Wednesday, July 23, 2008

Wall.e's director is a Christian

Roger read my review (I finally wrote it!) of Wall.e last night, in which I mention parallels between the movie and the Noah's ark story. He searched around the web for other mentions of this parallel and found the following interview with Wall.e's director in Christianity Today: http://www.christianitytoday.com/movies/interviews/andrewstanton.html

Wall.e's director is a Christian, it turns out. (He also directed Finding Nemo). Like many Christians in the arts today, he doesn't want to preach or be heavy-handed but he said that the Adam and Eve story informed the movie. Wall.e, like Adam, longs for an end to his loneliness and dreams of a mate, who comes in the form of the robot "Eve." The Noah's ark theme was unplanned, Stanton said, but as it emerged, he went with it.

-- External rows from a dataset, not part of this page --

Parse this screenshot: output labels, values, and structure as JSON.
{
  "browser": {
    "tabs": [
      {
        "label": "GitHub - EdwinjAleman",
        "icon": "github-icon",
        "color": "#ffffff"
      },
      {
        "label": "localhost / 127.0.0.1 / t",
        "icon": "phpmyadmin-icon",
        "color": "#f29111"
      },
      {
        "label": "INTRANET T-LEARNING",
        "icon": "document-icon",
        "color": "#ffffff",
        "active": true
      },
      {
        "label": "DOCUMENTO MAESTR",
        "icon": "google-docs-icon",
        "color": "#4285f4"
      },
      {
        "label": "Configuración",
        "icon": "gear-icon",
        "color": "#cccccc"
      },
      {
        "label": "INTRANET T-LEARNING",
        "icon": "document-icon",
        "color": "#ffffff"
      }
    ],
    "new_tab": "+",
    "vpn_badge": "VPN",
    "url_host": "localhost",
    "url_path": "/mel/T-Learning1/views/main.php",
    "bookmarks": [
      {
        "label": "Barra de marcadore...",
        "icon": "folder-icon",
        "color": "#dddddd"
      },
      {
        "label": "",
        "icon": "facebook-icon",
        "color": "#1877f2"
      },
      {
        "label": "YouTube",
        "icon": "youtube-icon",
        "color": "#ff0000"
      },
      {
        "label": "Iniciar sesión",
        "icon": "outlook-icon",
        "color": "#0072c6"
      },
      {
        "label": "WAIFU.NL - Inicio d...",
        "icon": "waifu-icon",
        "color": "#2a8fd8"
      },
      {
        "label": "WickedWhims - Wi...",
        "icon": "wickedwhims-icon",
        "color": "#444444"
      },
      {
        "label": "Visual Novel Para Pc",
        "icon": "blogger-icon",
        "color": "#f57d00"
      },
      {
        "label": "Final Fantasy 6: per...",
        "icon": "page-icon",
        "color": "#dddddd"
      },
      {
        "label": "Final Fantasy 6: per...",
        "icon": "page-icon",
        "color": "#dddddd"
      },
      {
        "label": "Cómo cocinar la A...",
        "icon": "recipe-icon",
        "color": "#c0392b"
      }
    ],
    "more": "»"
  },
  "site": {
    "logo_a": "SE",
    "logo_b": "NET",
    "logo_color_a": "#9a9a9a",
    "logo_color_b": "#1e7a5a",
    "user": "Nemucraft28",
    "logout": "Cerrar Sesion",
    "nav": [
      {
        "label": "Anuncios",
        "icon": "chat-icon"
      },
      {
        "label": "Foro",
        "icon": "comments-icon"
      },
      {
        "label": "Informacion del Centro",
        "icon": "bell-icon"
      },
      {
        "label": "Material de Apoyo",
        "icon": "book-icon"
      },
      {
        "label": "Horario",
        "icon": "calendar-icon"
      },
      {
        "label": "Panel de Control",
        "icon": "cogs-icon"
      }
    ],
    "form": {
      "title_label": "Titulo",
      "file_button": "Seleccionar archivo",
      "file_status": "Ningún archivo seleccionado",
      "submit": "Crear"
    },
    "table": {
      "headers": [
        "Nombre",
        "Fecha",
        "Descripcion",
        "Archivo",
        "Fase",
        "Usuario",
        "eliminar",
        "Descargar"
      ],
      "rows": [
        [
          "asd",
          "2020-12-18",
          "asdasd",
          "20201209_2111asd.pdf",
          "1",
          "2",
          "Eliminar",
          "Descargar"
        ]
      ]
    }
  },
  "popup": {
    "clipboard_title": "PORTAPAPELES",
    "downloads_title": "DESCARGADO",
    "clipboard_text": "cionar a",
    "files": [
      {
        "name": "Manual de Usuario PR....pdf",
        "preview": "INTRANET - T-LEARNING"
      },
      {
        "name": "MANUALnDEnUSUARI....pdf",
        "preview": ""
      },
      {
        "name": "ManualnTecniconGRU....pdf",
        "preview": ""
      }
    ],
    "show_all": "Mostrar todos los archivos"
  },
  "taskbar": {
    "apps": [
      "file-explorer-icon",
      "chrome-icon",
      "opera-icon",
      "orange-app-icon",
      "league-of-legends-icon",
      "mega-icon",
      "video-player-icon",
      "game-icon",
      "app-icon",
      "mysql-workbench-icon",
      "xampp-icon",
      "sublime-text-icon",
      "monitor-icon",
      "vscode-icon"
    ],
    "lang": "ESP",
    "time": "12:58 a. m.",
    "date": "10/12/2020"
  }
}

One of my exciting finds as a religion reporter was encountering a number of people doing art from a Christian world view and faith perspective (because they are Christians) but deliberately avoiding the world of schlocky, sentimental or heavy-handed Christian genre art. Joey Tomassini, for example, who has an MFA in art from, I believe George Washington, goes to Latin American countries and creates collaborative murals with children from orphanages, using art to help empower them. For his master's thesis, he collaborated with a homeless man on paintings, even letting the man sleep in his studio. When he presented his project, he said half the class loved it and half the class condemned him for engaging in risky behavior.

Do you know of other examples of people expressing their faith through art, but in a way that is not heavy-handed?

1 comment:

Diane said...

Hmmm...your question is a bit loaded. What do you mean by "heavy-handed" and what is the alternative?

Maybe this is just another way of making a distiction between theory and practice, or showing and telling. In the case of Wall-e, Stanton's faith is expressed through the story; to be heavy handed, I guess, would be to have it the other way around, making the story subordinate to expressing a point of view.

As with Tomassini, George Fox, St. Francis, Jesus -- it's not what you say, but what you do, that counts.